Year of vulnerability hunting uncovers potential attacks on Intel Chips, RAM

All three of these attacks put users’ privacy at risk, exploiting new routes to sensitive data.
Image Enlarge

Over the past year, Profs. Daniel Genkin, Tom Wenisch, and their students have worked on a series of projects and research teams that have exposed multiple vulnerabilities on computer components, including two potential attacks on Intel-based processors and another on DRAM chips. All three of these attacks put users’ privacy at risk, exploiting new routes to sensitive data.

Foreshadow
This project centered around a finding in the growing field of speculative execution attacks. The exploit affected users who rely on a digital lockbox feature known as Intel Software Guard Extensions, or SGX, as well as those who utilize common cloud-based services. The research team including Genkin identified the SGX security hole, called Foreshadow, in January 2018 and informed Intel. That led Intel to discover its broader potential in the cloud. This second variant, Foreshadow-NG, targets Intel-based virtualization environments that cloud computing providers like Amazon and Microsoft use to create thousands of virtual PCs on a single large server.

Both variants of the vulnerability gain access to the victim machine using what’s known as a side channel attack. These attacks infer information about a system’s inner workings by observing patterns in seemingly innocuous information—how long it takes the processor to access the machine’s memory, for example. This can be used to gain access to the inner workings of the machine.

The attack then confuses the system’s processor by exploiting a feature called speculative execution. Used in all modern CPUs, speculative execution speeds processing by enabling the processor to essentially guess what it will be asked to do next and plan accordingly. The attack feeds in false information that leads speculative execution into a series of wrong guesses.

In addition to Genkin, this research was done by Prof. Tom Wenisch and researchers at the Belgian research group imec-DistriNet, Technion Israel Institute of Technology, the University of Adelaide, and Data61.

MDS
Named Microarchitectural Data Sampling by Intel, this speculative execution attack leaks values from various buffers within an Intel processor. The processor has a number of specialized buffers that it uses for moving data around internally. When the processor reads from main memory, it first checks a certain data cache to see if it already knows the value. If it doesn’t, it sends a request to main memory to retrieve the value. That value is placed into a buffer before being written to the cache. Similarly, when writing values to main memory, they’re placed temporarily in store buffers.

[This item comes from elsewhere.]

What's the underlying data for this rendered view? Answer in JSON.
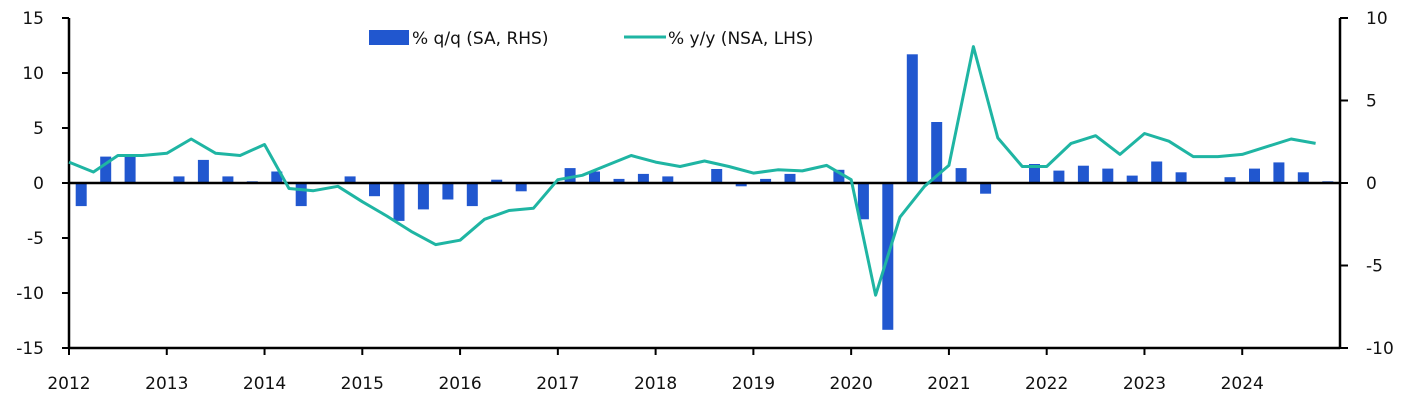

All three buffers can hold stale data: a line fill buffer will hold data from a previous fetch from main memory while waiting for the new fetch to finish. These attacks perform speculation based on a stale value from one of these buffers. That value can be sensitive and of value to the attacker.

In addition to Genkin, this research was done by CSE PhD student Marina Minkin and researchers from the Graz University of Technology, Worcester Polytechnic Institute, and KU Leuven.

RAMBleed
Led by CSE PhD student Andrew Kwong, researchers uncovered this new data-pilfering side-channel attack that exploits the ever-shrinking dimensions of DRAM chips that store data a computer needs to carry out various tasks. The attack lets unprivileged attackers corrupt or change data stored in vulnerable memory chips and can be used to extract cryptographic keys or other secrets. RAMBleed is similar to previously reported Rowhammer attacks, which work by rapidly accessing—or hammering—physical rows inside vulnerable chips in ways that cause bits in neighboring rows to flip, meaning 1s turn to 0s and vice versa. RAMBleed takes Rowhammer in a new direction. Rather than using bit flips to alter sensitive data, the new technique exploits the hardware bug to extract sensitive data stored in memory regions that are off-limits to attackers.

In addition to Kwong and Genkin, this research was done by researchers from the Graz University of Technology, the University of Adelaide, and Data61.